ローズSは前々で運べて、道中の手応えも悪くなかったんだ。直線で伸びなかったのは、骨折による精神的な影響が残っていたのかもしれないですね。秋華賞はペースが流れたこともあり、しっかり折り合って運べたんだけど…。4角で挟まれて下がってしまったからね」

 いや、悲観していないどころか、むしろ、それまでの先行策から、位置取りが後ろにシフトした秋華賞での不利を受ける前までの走りに、確かな手応えをつかんでいた。だからこそ、前走の愛知杯でも控える競馬を選択して、4着まで押し上げる善戦につながったのだろう。そう、ターニングポイントになったのだ。

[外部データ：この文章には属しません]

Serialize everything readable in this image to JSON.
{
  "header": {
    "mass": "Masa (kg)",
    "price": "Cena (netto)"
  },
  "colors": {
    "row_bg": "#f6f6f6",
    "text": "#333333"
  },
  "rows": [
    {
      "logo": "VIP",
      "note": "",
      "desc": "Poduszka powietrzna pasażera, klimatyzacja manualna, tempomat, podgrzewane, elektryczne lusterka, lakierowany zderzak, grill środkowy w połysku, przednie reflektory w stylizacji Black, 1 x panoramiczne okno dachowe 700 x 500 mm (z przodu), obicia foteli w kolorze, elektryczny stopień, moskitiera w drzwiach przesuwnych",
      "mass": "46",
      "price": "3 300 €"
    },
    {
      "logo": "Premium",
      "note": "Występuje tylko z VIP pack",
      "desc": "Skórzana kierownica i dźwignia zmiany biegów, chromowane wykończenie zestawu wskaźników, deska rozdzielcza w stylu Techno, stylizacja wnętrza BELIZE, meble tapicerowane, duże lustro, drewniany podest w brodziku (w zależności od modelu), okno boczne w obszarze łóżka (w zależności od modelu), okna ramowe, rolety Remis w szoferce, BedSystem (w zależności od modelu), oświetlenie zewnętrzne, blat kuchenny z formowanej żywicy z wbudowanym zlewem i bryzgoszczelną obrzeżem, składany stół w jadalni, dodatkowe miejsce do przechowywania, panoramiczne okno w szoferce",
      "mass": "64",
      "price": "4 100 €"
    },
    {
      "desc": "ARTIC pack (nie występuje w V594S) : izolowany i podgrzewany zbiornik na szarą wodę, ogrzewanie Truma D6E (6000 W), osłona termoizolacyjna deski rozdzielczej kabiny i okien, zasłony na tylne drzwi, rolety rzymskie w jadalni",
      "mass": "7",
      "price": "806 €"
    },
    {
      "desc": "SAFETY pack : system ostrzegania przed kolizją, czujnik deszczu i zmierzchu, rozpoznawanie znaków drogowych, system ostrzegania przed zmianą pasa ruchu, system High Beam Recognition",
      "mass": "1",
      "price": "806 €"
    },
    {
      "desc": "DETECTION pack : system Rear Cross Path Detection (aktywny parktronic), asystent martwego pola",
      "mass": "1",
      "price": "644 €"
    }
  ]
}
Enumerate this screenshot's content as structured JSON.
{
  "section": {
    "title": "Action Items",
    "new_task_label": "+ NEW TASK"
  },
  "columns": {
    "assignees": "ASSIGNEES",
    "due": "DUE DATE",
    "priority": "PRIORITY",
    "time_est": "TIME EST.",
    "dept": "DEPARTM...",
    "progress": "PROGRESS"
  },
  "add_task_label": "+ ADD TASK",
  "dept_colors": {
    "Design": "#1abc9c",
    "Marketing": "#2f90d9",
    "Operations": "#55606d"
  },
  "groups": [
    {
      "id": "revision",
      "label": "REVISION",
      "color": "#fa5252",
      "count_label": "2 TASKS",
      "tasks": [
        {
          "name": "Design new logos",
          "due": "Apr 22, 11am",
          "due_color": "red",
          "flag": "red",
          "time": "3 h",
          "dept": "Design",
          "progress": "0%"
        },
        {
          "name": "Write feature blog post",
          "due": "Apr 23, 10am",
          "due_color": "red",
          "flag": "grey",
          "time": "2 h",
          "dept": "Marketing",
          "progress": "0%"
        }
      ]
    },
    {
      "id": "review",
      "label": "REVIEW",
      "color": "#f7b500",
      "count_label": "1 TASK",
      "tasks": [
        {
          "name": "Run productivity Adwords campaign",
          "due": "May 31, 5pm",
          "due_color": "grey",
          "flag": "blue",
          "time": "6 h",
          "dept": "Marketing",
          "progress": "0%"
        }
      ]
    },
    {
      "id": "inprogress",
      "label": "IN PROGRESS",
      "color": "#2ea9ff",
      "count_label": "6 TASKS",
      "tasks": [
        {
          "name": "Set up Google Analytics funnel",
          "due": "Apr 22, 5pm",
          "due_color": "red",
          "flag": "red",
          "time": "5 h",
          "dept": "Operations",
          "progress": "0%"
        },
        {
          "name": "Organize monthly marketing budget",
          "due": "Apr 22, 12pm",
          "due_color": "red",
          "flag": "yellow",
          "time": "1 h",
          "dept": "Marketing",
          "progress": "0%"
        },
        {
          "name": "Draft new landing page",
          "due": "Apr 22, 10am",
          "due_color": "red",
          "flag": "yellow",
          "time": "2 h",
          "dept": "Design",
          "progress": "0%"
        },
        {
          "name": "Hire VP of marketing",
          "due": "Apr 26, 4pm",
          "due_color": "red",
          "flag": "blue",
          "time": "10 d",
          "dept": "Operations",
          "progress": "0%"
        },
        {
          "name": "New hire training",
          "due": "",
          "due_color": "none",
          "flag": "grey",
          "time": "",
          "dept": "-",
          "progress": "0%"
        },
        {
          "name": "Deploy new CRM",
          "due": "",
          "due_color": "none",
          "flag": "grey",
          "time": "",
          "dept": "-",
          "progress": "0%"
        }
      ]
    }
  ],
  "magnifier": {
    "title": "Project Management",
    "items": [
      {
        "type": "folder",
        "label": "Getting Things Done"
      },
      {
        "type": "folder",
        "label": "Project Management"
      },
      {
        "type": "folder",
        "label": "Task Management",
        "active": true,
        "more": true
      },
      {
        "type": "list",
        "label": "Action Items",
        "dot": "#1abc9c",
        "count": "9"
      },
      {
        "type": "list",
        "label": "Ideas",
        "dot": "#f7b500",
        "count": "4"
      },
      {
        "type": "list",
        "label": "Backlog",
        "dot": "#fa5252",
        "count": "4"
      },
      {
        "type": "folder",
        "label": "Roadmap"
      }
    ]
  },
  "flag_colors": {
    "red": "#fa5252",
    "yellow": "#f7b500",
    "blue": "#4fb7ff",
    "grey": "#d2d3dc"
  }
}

「(愛知杯は)前半1000メートルが58秒を切る速い流れのなか、後ろからしっかりと伸びてくれましたからね。道中リラックスして運べれば、きっちり末脚を使えることが分かったのは大きな収穫ですよね」

 もともと「オンとオフがハッキリしている馬で、スイッチが入った時の動きは本当に素晴らしい」とアブレイズの特徴を語る藤井。そのスイッチが入った時の走りを直線にもってこれれば、爆発的な脚を使うことができるのだろう。

 類いまれな能力に加え、自在性という新たな引き出しを手に入れたアブレイズ。重賞初制覇を飾った得意舞台で、今度は当時とはまったく違う走りを見せたうえで、完全復活を果たしてくれるのではなかろうか。